One of the reasons that Juan was hired for the Steadicam Operator position on FTWD was because of his mastery of tempo and movement. The show often has a panicked mood which can be enhanced or detracted from depending on the camera operator. As the viewer’s proxy, Juan pulls us into the emotional state that the action on screen, the actors, and the director cultivate. He explains, “There was a scene in season 2 in which three of the characters are trying to decide if they should leave the hotel where they’ve been staying at, since one of them has been banished. The characters are in a rush and are trying to decide quickly, but they also have great downsides to consider. There is a Steadicam shot in which the actors had to walk very quickly and suddenly stop, and we also had to have a couple of close-up shots of all of them as they were talking. We designed the route they would follow so that I could work with and around them, rushing when they would rush and then letting the camera be more still but still tense when the conversation is happening. I always try to think about how to convey the way the characters are feeling in the most effective way, and in this case, with FTWD, I also have to do it in the most time-effective way since we always have a pretty packed day. We often have Steadicam shots like this in which a lot has to happen. We might go back and cover it also with both handheld cameras, but to me it’s really important to get that first shot perfectly so that they can use it even without the rest of the coverage.”

“Fear The Walking Dead” co-creator and show-runner Dave Erickson remarks about the exceptional ability of Juan Ramos to handle choreography. Sometimes the tension of the script requires Juan to be one-third camera operator, one-third boxer, and one-third dancer. While the actors are focusing on each other, Juan’s role as camera operator requires him to be aware of the actors, the other cameras, as well as his own monitor. He describes, “Towards the end of Season 2 there is a complex sequence in which one of the main characters (Travis) finds out what happened to his son. This scene starts with a conversation and escalates into a violent fight which, in addition to the physical conflict, also lets the audience know about Travis’ intense pain for the way his relationship with his son got to a point in which it could not be fixed. We filmed this in a tight space because the location was an actual coffee shop and we had to take care of the furniture. The fight had to be choreographed so that not only one but two cameras could have as much coverage as possible and not see each other despite the tight space and the wide movements. My job as B camera is not only to get the coverage the DP needs but also take care of A camera, allowing them to move freely without seeing me and also get bits and reactions that they might miss. I always try to work around what the A camera is seeing, and it’s important to me to get the best frame possible so that it won’t just be all B roll, but an actual shot that they can use extensively.”
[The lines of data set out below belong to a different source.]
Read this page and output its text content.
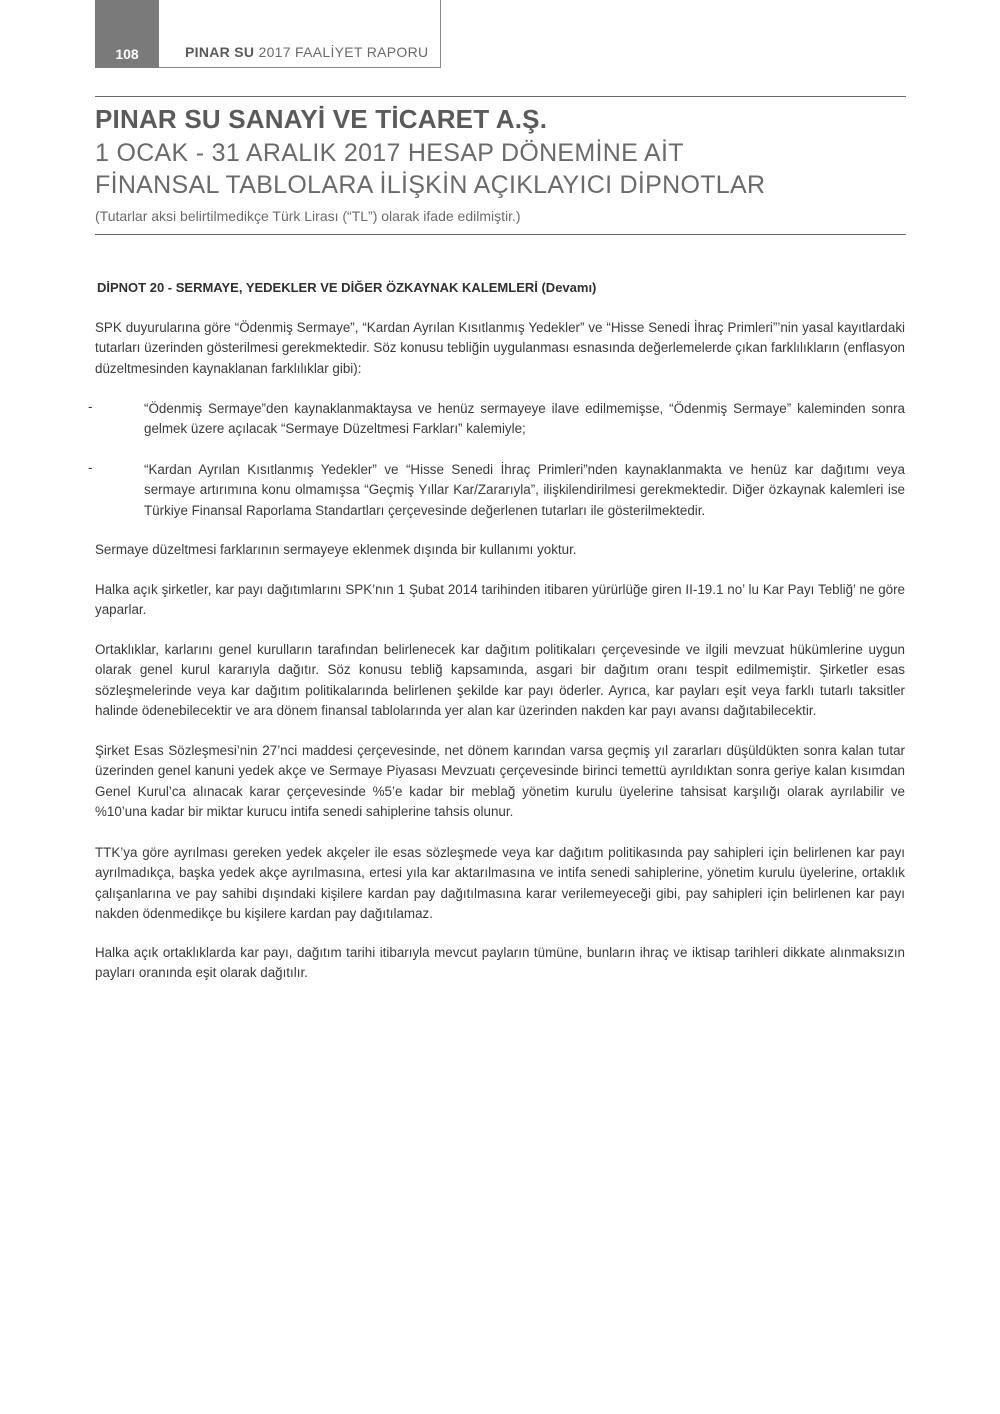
108	PINAR SU 2017 FAALİYET RAPORU
PINAR SU SANAYİ VE TİCARET A.Ş.
1 OCAK - 31 ARALIK 2017 HESAP DÖNEMİNE AİT
FİNANSAL TABLOLARA İLİŞKİN AÇIKLAYICI DİPNOTLAR
(Tutarlar aksi belirtilmedikçe Türk Lirası (“TL”) olarak ifade edilmiştir.)
DİPNOT 20 - SERMAYE, YEDEKLER VE DİĞER ÖZKAYNAK KALEMLERİ (Devamı)

SPK duyurularına göre “Ödenmiş Sermaye”, “Kardan Ayrılan Kısıtlanmış Yedekler” ve “Hisse Senedi İhraç Primleri”’nin yasal kayıtlardaki tutarları üzerinden gösterilmesi gerekmektedir. Söz konusu tebliğin uygulanması esnasında değerlemelerde çıkan farklılıkların (enflasyon düzeltmesinden kaynaklanan farklılıklar gibi):

-	“Ödenmiş Sermaye”den kaynaklanmaktaysa ve henüz sermayeye ilave edilmemişse, “Ödenmiş Sermaye” kaleminden sonra gelmek üzere açılacak “Sermaye Düzeltmesi Farkları” kalemiyle;

-	“Kardan Ayrılan Kısıtlanmış Yedekler” ve “Hisse Senedi İhraç Primleri”nden kaynaklanmakta ve henüz kar dağıtımı veya sermaye artırımına konu olmamışsa “Geçmiş Yıllar Kar/Zararıyla”, ilişkilendirilmesi gerekmektedir. Diğer özkaynak kalemleri ise Türkiye Finansal Raporlama Standartları çerçevesinde değerlenen tutarları ile gösterilmektedir.

Sermaye düzeltmesi farklarının sermayeye eklenmek dışında bir kullanımı yoktur.

Halka açık şirketler, kar payı dağıtımlarını SPK’nın 1 Şubat 2014 tarihinden itibaren yürürlüğe giren II-19.1 no’ lu Kar Payı Tebliğ’ ne göre yaparlar.

Ortaklıklar, karlarını genel kurulların tarafından belirlenecek kar dağıtım politikaları çerçevesinde ve ilgili mevzuat hükümlerine uygun olarak genel kurul kararıyla dağıtır. Söz konusu tebliğ kapsamında, asgari bir dağıtım oranı tespit edilmemiştir. Şirketler esas sözleşmelerinde veya kar dağıtım politikalarında belirlenen şekilde kar payı öderler. Ayrıca, kar payları eşit veya farklı tutarlı taksitler halinde ödenebilecektir ve ara dönem finansal tablolarında yer alan kar üzerinden nakden kar payı avansı dağıtabilecektir.

Şirket Esas Sözleşmesi’nin 27’nci maddesi çerçevesinde, net dönem karından varsa geçmiş yıl zararları düşüldükten sonra kalan tutar üzerinden genel kanuni yedek akçe ve Sermaye Piyasası Mevzuatı çerçevesinde birinci temettü ayrıldıktan sonra geriye kalan kısımdan Genel Kurul’ca alınacak karar çerçevesinde %5’e kadar bir meblağ yönetim kurulu üyelerine tahsisat karşılığı olarak ayrılabilir ve %10’una kadar bir miktar kurucu intifa senedi sahiplerine tahsis olunur.

TTK’ya göre ayrılması gereken yedek akçeler ile esas sözleşmede veya kar dağıtım politikasında pay sahipleri için belirlenen kar payı ayrılmadıkça, başka yedek akçe ayrılmasına, ertesi yıla kar aktarılmasına ve intifa senedi sahiplerine, yönetim kurulu üyelerine, ortaklık çalışanlarına ve pay sahibi dışındaki kişilere kardan pay dağıtılmasına karar verilemeyeceği gibi, pay sahipleri için belirlenen kar payı nakden ödenmedikçe bu kişilere kardan pay dağıtılamaz.

Halka açık ortaklıklarda kar payı, dağıtım tarihi itibarıyla mevcut payların tümüne, bunların ihraç ve iktisap tarihleri dikkate alınmaksızın payları oranında eşit olarak dağıtılır.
Far from being laid back in a temperature controlled soundstage (much of FTWD was filmed in Mexico) filming a Rom-Com, Juan’s work on FTWD is quick paced and challenging both physically and mentally. Even beyond these factors, there is the awareness that such a popular TV show is watched by many, many people. One of the most important people to Juan was director Andrew Bernstein. Bernstein’s comments encapsulate why so many in the industry appreciate and want to work with Juan; he declares, “Episode 15 of season two of Fear the Walking Dead was highly complex because it was the season finale Both myself and the DP were working under a lot of pressure. Juan remained focused and drew from his vast experience to contribute. His hard working spirit, talent, and effective communication with the DP made the work run smooth and effectively, giving the episode the quality and outcome that we wanted.”